In C# you can jump to a specific point in the program by using one of the following keywords.

  • break
  • continue
  • goto
  • return

We saw that break is used in combination with the case label inside of a switch statement. It can also be used inside of a while, do while, for, or a foreach loop to break out and stop the looping.


C# break

Stops the closest enclosing loop or switch statement in which it appears.
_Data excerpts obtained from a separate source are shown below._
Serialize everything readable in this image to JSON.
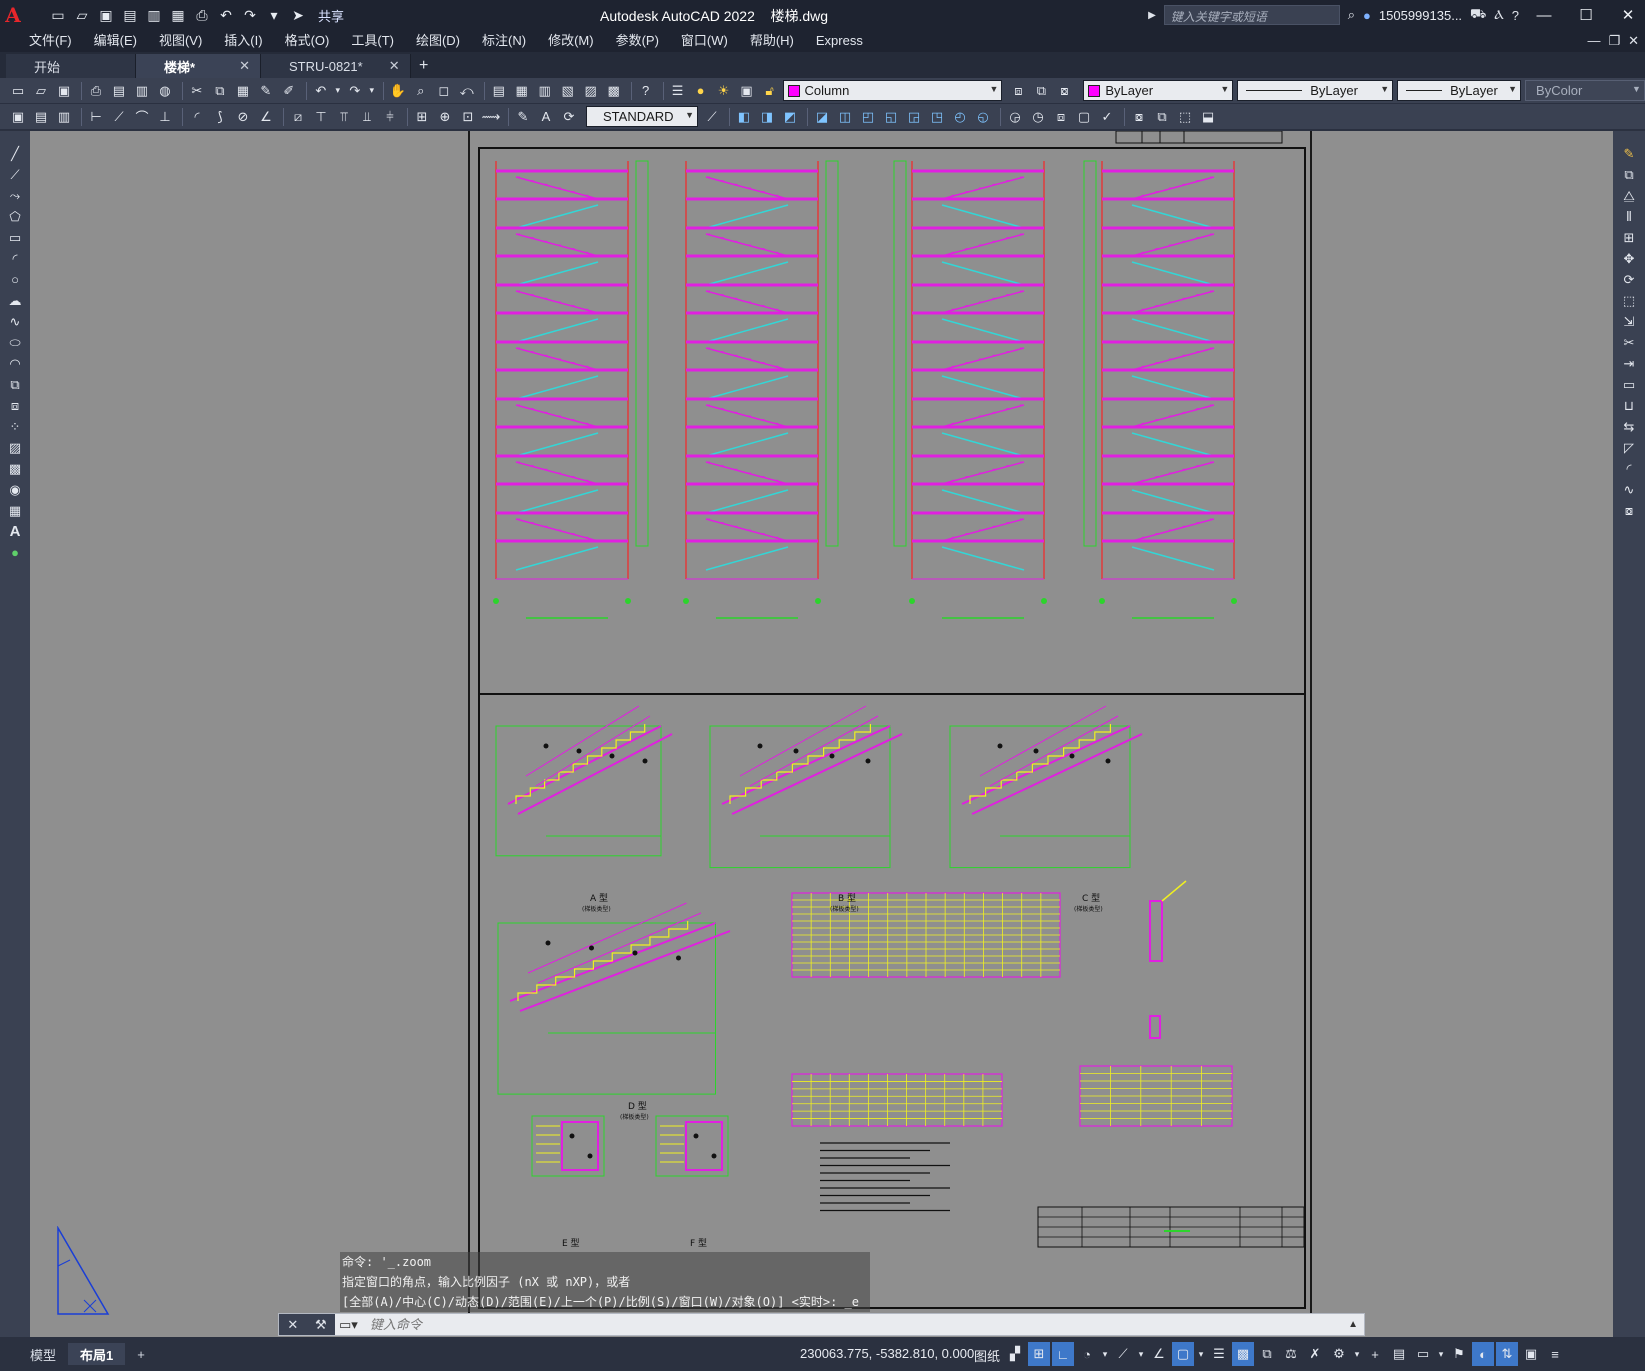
{
  "app": {
    "title": "Autodesk AutoCAD 2022",
    "file": "楼梯.dwg",
    "logo": "A",
    "share_label": "共享",
    "search_placeholder": "键入关键字或短语",
    "user": "1505999135..."
  },
  "menu": [
    "文件(F)",
    "编辑(E)",
    "视图(V)",
    "插入(I)",
    "格式(O)",
    "工具(T)",
    "绘图(D)",
    "标注(N)",
    "修改(M)",
    "参数(P)",
    "窗口(W)",
    "帮助(H)",
    "Express"
  ],
  "tabs": [
    {
      "label": "开始",
      "active": false,
      "closable": false
    },
    {
      "label": "楼梯*",
      "active": true,
      "closable": true
    },
    {
      "label": "STRU-0821*",
      "active": false,
      "closable": true
    }
  ],
  "properties": {
    "layer": "Column",
    "layer_color": "#ff00ff",
    "color": "ByLayer",
    "linetype": "ByLayer",
    "lineweight": "ByLayer",
    "plotstyle": "ByColor",
    "text_style": "STANDARD"
  },
  "command": {
    "history": [
      "命令: '_.zoom",
      "指定窗口的角点，输入比例因子 (nX 或 nXP)，或者",
      "[全部(A)/中心(C)/动态(D)/范围(E)/上一个(P)/比例(S)/窗口(W)/对象(O)] <实时>: _e"
    ],
    "placeholder": "键入命令"
  },
  "drawing": {
    "detail_labels": [
      "A 型",
      "B 型",
      "C 型",
      "D 型",
      "E 型",
      "F 型"
    ],
    "detail_sublabel": "(梯板类型)"
  },
  "status": {
    "layout_tabs": [
      {
        "label": "模型",
        "active": false
      },
      {
        "label": "布局1",
        "active": true
      }
    ],
    "coords": "230063.775, -5382.810, 0.000",
    "space": "图纸"
  }
}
for (int i = 1; i <= 50; i++)
{
    if (i == 7)
    {
        break;
    }
    Console.WriteLine(i);
}
1
2
3
4
5
6

C# continue

Passes control to the next iteration of the enclosing while, do, for, or foreach loop in which it appears.

for (int i = 1; i <= 5; i++)
{
    if (i < 4)
    {
        continue;
    }
    Console.WriteLine(i);
}
4
5

C# goto

Shifts control directly to a labeled point in the program.

int[] nums = new int[] { 1, 2, 3, 4, 5 };
foreach (int num in nums)
{
    if (num == 3)
    {
        goto target;
    }
    Console.WriteLine(num);
}
target:
Console.WriteLine("Stopping at 3!");
1
2
Stopping at 3!

C# return

Halts execution of the method where it appears and sends control back to the calling code. Often returns a value but does not have to.

static int One()
{
    // This method returns an integer.
    return 100;
}

static string Two()
{
    // This method returns a string.
    return "Hi There!";
}

static int Three(int num1, int num2)
{
    // This method returns an integer based on an expression.
    return (num1 * 10) + num2;
}

static void Four()
{
    // This method uses a return statement with no expression (void).
    Console.WriteLine("Four executed");
    return;
}

C# Control Statements Summary

In this tutorial, we covered the various types of flow control statements available to us in the C# programming language. Control statements are roughly categorized into those that perform Branching, those for Looping, and those for Jumping. Branching statements include if, else if, the conditional operator, and the switch statement. When we need to iterate over things, or perform looping, we look to the for, while, do while, and foreach statements. Lastly, we looked briefly at Jumping constructs like break, continue, goto, and return.